USF student Jeffrey Gordon has heard of the idea that drinking the night before an exam could negatively affect test-taking skills. But, according to a new study, that’s not necessarily so.
The study by Boston University’s School of Public Health and Brown University found that binge drinking the night before an exam has virtually no impact on a student’s test-taking abilities.
The study included 193 students who were given alcoholic and non-alcoholic drinks over the course of four days. The students who drank alcohol did so until they had a blood-alcohol level of 0.12.
At the end of the four-day period, participants were given a practice Graduate Record Exam and a quiz on a lecture they heard the day before. Students who drank alcohol showed the same proficiency as those who did not.
Gordon, a senior majoring in economics, said he wasn’t surprised by the study’s findings.
“I think as long as you are prepared before you get drunk, you won’t lose that information,” Gordon said. “Sure, you won’t feel so good that morning, but the preparation isn’t lost just because you got drunk the night before.”
However Jay Wolfson, a professor for the USF College of Public Health and Medicine, said students should be cautious.
“While those participants … may not have experienced adverse test-taking results on a standardized test within a controlled setting, we cannot infer anything whatsoever about the effects of alcohol on other kinds of tests and on academic performance overall,” he said.
However, it’s hard to completely interpret the study and its results, said Wolfson, who was co-chair of the President’s Alcohol Task Force a group that developed alcohol-related guidelines for the University in 2008 – without reading the detailed study that will be published in this month’s edition of the medical journal, Addiction.

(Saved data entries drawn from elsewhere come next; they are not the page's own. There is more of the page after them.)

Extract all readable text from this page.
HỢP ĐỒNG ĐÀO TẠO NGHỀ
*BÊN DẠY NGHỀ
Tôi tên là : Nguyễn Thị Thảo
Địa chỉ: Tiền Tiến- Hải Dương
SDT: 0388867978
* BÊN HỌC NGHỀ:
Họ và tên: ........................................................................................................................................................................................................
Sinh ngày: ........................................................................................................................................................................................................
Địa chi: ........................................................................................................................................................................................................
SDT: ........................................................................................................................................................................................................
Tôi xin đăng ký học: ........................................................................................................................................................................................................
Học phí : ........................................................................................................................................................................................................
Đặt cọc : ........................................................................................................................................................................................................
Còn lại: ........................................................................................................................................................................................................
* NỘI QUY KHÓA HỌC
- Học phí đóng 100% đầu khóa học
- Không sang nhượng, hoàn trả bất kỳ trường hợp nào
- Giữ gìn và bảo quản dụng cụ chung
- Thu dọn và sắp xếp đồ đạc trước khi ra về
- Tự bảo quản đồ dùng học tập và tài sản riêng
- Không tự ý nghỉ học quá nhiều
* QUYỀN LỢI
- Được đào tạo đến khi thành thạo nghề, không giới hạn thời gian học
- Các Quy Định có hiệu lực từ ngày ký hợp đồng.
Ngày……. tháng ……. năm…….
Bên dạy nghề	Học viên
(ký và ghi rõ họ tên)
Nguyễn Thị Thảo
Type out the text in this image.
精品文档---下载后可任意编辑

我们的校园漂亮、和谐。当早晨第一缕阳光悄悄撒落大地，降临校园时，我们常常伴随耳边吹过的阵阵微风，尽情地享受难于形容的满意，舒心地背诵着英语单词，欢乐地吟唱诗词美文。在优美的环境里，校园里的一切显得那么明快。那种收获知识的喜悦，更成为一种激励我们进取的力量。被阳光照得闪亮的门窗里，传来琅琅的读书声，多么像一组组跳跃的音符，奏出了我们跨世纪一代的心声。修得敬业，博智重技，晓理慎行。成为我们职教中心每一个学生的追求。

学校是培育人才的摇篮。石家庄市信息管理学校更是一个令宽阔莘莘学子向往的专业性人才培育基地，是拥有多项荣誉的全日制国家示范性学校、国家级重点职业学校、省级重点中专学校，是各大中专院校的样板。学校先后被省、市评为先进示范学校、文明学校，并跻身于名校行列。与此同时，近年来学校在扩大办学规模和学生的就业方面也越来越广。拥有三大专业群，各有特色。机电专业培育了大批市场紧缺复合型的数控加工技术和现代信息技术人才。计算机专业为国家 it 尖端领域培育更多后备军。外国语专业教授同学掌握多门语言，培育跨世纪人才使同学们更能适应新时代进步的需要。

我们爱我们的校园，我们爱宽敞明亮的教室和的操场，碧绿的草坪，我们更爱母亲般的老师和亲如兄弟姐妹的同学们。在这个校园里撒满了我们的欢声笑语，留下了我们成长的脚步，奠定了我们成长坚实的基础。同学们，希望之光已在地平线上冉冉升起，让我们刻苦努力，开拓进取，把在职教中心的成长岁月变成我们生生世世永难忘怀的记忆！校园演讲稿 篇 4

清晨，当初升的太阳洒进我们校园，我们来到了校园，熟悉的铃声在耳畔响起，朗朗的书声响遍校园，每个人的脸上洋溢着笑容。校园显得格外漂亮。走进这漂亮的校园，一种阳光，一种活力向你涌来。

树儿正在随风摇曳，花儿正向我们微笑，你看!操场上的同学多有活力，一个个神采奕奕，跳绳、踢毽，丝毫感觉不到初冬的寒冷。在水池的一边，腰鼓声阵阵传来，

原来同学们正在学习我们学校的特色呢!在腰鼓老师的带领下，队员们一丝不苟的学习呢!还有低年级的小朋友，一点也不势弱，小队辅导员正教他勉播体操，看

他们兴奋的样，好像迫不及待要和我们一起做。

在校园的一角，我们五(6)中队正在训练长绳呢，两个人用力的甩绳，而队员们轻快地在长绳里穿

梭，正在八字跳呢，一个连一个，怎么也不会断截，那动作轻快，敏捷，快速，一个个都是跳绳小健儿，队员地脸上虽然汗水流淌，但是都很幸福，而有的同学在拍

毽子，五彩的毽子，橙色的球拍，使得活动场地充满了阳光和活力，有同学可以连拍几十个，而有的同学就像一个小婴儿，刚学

A number of factors should be considered when evaluating the effectiveness of the study, including how students were selected, if they had any prior drinking behaviors, what type of pre-test was administered to establish test-taking histories and why .08 – the legal alcohol consumption level – was not used, Wolfson said.
“The report indicates that other personal factors, particularly related to mood and behavior, were measurably affected in the study,” he said. “That could be reflected in interpersonal encounters with teachers, fellow students, family members.”
Last year, 38 students were arrested for liquor law violations, said Penny Villicana, police services technician, compared to seven in 2008, 14 in 2007 and 32 students in 2006, according to the USF Police Department Safety Guide.
Although the study claims that binge drinking will have no effect on test taking, Wolfson said students should remember it has consequences.
“All members of our community are expected to adhere to standards of behavior that are consistent with (liquor) laws and regulations – and to be accountable for their behaviors in all USF settings,” he said.